In 2000, he and his family arrived in the United States while seeking asylum as refugees, thanks to an international protection program. In Kamara’s native Sierra Leone one of the most ferocious tribal wars in free Africa had been taking place. It was a war that gave rise to the expression "blood diamonds", since what was at stake was control over Sierra Leone’s rich deposits of diamonds. The conflict began 1991 and ended in 2002. At least 70,000 people are estimated to have died in the 11 years of the conflict. In the most tense period of fighting, refugees counted 2.5 million, over half of the country’s inhabitants.

It was also a war of child soldiers who were enlisted or forcefully recruited by the thousands. These children were driven mad by terror and the use of drugs. Stories of the atrocities inflicted on the Sierra Leone population are frightening. Child soldiers were responsible for mutilating civilians who were believed to be allies of their enemies. It was said adult soldiers wrote the names of various body parts on pieces of paper and put them in a hat or a box. They forced prisoners to draw lots. According to what was writing on the scrap of paper, child soldiers assisted in the cutting off specific body parts. Hundreds of people, perhaps thousands, still have the letters RUF or AFRC (abbreviations of the two anti-government militant groups) carved on their facial skin.

Kamara escaped all this and the difficult years that ensued. He also dodged the Ebola epidemic. Together with the Republic of Guinea and Liberia, Sierra Leone was hit by the worst haemorrhagic fever epidemic in history between 2014 and 2016. Sierra Leone registered about half of the more than 28,000 cases that resulted in 3,956 deaths (more than a third of the total victims). Sierra Leone, back then, had only 2 doctors and 40 beds per 100,000 inhabitants.

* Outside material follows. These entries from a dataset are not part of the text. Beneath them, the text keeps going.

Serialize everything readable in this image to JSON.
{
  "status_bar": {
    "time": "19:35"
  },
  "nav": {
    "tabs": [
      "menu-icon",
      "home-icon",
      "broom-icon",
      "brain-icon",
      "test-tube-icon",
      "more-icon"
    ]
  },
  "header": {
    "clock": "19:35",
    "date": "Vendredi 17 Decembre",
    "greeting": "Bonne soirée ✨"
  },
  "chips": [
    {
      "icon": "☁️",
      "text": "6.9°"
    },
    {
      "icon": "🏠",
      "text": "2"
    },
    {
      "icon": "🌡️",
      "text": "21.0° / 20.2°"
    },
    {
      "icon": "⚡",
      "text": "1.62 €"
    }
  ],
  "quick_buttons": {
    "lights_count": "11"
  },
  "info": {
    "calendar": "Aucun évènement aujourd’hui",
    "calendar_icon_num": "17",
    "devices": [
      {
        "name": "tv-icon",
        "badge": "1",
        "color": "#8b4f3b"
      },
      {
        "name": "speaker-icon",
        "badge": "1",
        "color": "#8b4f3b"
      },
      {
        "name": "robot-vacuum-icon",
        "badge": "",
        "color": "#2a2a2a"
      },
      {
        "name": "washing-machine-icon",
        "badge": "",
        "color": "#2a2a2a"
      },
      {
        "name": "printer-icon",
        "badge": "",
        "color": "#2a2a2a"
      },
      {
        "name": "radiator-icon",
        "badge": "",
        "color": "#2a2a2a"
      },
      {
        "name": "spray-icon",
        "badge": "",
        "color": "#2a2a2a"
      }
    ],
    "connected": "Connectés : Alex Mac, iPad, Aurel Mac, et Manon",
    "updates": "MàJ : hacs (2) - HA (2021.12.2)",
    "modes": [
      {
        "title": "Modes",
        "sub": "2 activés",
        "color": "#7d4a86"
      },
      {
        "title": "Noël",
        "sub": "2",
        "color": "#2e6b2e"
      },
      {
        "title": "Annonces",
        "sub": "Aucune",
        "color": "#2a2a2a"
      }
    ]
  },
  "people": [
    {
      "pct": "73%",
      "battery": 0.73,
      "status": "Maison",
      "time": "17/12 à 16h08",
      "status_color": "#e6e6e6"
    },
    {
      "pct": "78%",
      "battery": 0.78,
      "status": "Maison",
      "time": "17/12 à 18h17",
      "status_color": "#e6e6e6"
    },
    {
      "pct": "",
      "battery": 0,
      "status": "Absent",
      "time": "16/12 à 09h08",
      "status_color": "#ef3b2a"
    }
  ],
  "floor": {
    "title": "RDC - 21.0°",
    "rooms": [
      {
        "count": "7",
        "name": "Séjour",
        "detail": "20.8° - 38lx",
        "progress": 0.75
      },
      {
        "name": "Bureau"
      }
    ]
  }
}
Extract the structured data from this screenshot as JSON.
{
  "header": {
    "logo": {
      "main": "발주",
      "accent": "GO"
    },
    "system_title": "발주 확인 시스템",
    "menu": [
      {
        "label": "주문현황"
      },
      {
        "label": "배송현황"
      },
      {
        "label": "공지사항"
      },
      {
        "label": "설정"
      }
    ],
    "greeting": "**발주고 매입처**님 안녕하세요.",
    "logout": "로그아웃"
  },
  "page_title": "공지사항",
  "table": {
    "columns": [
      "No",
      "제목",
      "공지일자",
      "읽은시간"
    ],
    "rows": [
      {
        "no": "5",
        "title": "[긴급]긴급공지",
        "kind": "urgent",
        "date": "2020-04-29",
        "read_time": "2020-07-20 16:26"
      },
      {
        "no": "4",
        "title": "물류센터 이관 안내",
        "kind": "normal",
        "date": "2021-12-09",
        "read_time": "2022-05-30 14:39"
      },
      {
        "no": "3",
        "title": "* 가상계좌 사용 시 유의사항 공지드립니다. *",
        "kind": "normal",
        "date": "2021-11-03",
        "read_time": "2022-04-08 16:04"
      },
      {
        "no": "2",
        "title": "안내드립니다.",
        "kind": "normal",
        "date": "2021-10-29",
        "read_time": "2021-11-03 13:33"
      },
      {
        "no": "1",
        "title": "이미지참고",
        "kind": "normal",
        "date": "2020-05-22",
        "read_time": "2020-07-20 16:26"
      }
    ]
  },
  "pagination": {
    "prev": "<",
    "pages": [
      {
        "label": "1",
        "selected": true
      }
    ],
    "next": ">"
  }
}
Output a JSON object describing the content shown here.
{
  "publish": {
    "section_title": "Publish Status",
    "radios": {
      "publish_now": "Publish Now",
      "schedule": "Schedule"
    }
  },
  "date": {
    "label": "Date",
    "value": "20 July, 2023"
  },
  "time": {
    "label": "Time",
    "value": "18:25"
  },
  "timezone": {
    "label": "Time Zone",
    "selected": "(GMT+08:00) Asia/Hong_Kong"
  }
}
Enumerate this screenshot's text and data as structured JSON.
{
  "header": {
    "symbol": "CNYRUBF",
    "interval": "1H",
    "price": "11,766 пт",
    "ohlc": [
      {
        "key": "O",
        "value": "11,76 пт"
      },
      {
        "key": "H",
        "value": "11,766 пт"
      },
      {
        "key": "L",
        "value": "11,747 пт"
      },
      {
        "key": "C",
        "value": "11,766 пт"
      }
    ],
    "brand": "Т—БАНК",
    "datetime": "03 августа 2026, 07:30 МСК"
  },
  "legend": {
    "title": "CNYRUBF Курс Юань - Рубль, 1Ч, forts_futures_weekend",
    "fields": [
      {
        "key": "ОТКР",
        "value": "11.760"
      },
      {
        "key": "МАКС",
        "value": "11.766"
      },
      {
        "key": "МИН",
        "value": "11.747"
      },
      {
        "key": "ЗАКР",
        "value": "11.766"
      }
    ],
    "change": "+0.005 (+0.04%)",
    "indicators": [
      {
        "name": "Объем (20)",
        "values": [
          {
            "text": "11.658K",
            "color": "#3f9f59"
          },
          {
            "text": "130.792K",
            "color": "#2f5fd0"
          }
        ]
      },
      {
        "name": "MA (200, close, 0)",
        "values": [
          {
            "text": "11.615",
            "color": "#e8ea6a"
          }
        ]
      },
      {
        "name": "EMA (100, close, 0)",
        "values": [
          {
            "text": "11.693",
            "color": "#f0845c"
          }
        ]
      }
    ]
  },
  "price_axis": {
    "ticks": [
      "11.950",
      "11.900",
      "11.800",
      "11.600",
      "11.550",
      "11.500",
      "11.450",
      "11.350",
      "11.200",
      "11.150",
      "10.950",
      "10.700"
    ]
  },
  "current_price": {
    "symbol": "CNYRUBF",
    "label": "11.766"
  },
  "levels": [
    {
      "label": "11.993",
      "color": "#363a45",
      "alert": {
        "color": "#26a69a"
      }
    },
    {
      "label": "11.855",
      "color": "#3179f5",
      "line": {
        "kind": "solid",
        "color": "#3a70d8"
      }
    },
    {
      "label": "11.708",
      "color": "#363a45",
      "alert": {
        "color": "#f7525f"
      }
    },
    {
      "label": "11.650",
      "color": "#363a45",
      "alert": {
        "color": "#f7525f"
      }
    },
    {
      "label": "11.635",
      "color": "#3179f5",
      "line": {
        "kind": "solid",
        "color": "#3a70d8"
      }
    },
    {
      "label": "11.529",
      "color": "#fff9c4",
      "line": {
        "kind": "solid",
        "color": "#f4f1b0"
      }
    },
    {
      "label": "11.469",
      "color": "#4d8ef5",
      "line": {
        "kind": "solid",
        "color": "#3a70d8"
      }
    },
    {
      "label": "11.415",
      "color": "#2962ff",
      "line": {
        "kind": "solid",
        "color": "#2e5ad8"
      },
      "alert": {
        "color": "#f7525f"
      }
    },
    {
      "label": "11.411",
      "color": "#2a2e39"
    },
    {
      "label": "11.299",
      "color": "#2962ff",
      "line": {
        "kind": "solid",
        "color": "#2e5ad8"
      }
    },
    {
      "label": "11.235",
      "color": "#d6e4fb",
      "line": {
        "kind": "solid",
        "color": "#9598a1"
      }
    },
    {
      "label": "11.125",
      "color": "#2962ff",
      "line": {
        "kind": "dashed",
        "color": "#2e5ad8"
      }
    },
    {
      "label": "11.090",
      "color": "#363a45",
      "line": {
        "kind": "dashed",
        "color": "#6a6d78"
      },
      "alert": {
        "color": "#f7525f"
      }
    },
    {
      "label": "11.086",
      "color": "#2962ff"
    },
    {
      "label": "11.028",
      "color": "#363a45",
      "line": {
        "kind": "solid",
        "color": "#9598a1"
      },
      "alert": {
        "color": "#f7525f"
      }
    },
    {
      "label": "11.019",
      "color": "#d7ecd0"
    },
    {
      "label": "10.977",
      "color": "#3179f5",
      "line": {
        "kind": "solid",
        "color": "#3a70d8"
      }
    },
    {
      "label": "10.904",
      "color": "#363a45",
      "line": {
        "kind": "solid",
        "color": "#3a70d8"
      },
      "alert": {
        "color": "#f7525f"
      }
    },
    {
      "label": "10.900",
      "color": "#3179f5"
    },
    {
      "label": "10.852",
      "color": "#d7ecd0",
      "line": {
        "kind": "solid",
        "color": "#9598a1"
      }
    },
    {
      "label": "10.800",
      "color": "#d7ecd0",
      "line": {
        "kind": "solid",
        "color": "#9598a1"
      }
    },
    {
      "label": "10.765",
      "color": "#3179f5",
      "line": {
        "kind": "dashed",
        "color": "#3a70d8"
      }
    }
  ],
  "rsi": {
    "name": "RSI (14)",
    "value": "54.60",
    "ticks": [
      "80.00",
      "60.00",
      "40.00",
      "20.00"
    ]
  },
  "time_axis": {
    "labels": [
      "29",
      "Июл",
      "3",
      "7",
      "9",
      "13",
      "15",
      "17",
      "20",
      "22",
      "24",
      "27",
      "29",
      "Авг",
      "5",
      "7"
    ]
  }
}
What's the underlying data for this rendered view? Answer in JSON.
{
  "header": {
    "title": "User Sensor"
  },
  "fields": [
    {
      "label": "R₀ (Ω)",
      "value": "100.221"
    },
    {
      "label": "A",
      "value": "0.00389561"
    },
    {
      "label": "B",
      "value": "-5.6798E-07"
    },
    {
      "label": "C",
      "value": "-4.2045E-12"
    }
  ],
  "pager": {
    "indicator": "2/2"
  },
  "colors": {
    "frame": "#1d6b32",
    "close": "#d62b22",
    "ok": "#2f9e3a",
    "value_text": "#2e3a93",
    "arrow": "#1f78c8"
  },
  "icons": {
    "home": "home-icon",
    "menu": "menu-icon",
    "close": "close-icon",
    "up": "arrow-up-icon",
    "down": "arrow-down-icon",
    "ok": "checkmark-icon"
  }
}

Today there are still only 3 doctors per 100,000 inhabitants. Sierra Leone ranks 181 on the Human Development Index with a life expectancy of just 54.3 years, the lowest in the world, tied with Chad, Central African Republic and Nigeria (in the U.S. life expectancy is 78.9 years). Sierra Leone also has the worst maternal mortality rate: 1,360 deaths per 100,000 births. Frequent abuse by the military and police helps to make life difficult for the population. On April 1 of this year, in Kamara’s hometown of Kenema, a dozen soldiers had brutally kicked and beat journalist Faya Amara Faya with the backs of their rifles. They seized the reporter’s cell phone and arrested her merely because she was photographing a new COVID-19 quarantine center. Law enforcement must concentrate on those who disturb public peace and commit other crimes; yet in Sierra Leone’s capital of Freetown, the police beat tea sellers who civilly disobeyed the country’s ban on selling the beverage.

In other African states, the scene is much worse. In Kenya, since the government undertook measures to contain the COVID-19 pandemic on March 25, local police have killed 15 people and wounded 31 with gunshots fired at civilians in crowds to enforce curfews. Among the victims was a 13-year-old boy, Yassin Hussein Moyo, who was fatally shot in the capital of Nairobi.

No one in Africa has knelt to mourn the life of little Yassin or any other victims of police brutality while crying out for justice. Instead, the Forum of Former African Heads of State and Governments have urged the countries of their continent to "protest strongly" against George’s Floyd’s killing and to demand that "those [who were] responsible for this crime and other similar crimes be punished most severely." In a statement released by the former president of Benin, Nicéphore Soglo writes: "Because of such a level of cruelty, it is time the whole world finally opens its eyes and expresses its [righteous] indignation. Who would dare treat a European, an Arab, an Israeli, an Indian, a Chinese, a Japanese, [or even] an Argentine in this way? Enough is enough!”

The African Union has in turn issued a spirited press statement against racial discrimination in the United States. The ANC, the governing party of South Africa, has announced a "Black Friday" campaign commencing on June 5: all South Africans are invited to dress in black from now on every Friday to show their solidarity with anti-police demonstrations organized in the United States.